I think now of how my mother's and Eric's relationship; their picking up again
and again to follow my father and his hopes for fresh starts; how the cycle of despair and then renewed hope formed and strengthened
my brother; how he now rebounds from his own disappointments; how he delights in his current successes.
I think now of that irritating five year old obstinately sitting on the floor in my bedroom; And then I think of a
fourteen year old boy calling 911; sitting beside his unconscious father as he and our mother waited for the ambulance.

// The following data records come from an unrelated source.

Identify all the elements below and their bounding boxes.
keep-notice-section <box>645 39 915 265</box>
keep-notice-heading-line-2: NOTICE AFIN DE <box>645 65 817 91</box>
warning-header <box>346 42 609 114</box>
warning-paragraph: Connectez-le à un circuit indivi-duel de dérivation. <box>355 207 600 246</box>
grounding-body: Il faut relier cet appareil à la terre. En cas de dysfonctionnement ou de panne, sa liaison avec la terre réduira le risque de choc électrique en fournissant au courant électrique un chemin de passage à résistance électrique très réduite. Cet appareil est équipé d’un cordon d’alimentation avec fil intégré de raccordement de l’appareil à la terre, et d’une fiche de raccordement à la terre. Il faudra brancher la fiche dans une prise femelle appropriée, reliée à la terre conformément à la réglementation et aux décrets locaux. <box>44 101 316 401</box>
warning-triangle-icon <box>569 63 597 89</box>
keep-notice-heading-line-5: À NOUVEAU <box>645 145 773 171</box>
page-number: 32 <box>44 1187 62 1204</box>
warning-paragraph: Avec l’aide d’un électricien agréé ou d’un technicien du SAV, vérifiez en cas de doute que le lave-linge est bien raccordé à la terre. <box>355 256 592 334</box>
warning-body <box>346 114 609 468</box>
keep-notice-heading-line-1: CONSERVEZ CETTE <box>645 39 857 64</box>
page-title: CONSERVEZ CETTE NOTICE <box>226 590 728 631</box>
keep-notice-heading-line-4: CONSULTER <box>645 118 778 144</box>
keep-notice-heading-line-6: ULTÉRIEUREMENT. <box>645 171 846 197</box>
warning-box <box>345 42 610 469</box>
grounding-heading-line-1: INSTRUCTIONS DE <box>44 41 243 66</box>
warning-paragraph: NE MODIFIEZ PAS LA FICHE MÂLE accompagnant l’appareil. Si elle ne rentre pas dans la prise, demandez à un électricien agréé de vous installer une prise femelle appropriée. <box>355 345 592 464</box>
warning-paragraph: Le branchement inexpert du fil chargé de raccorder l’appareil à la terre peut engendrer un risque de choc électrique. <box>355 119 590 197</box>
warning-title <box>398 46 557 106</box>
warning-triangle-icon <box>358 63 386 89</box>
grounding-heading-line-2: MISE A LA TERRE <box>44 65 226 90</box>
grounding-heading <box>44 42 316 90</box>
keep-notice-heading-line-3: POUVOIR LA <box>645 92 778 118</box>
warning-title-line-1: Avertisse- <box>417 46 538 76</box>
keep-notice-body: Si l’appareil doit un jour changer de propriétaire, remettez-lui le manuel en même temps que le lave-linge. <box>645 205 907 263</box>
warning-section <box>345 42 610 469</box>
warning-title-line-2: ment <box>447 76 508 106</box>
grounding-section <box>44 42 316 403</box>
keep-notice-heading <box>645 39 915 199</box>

And of a fifteen year old driving his mother to hospitals when she was too nervous to take the wheel. And of an 18 year
old young man whose father died on his birthday. I think also of a 22 year old West Point graduate.
I
think of a man who loved his mother; who protected her. They, in the end, did not "get creamed."
I think of my brother now, a 47 year old man who encourages me to pursue my dreams and who is living out his own dreams.
I marvel at how what I'd perceived as an insecure growing up was really the firm foundation from which Eric
now lives his life.
You, Dad, would most definitely be proud of your son Eric.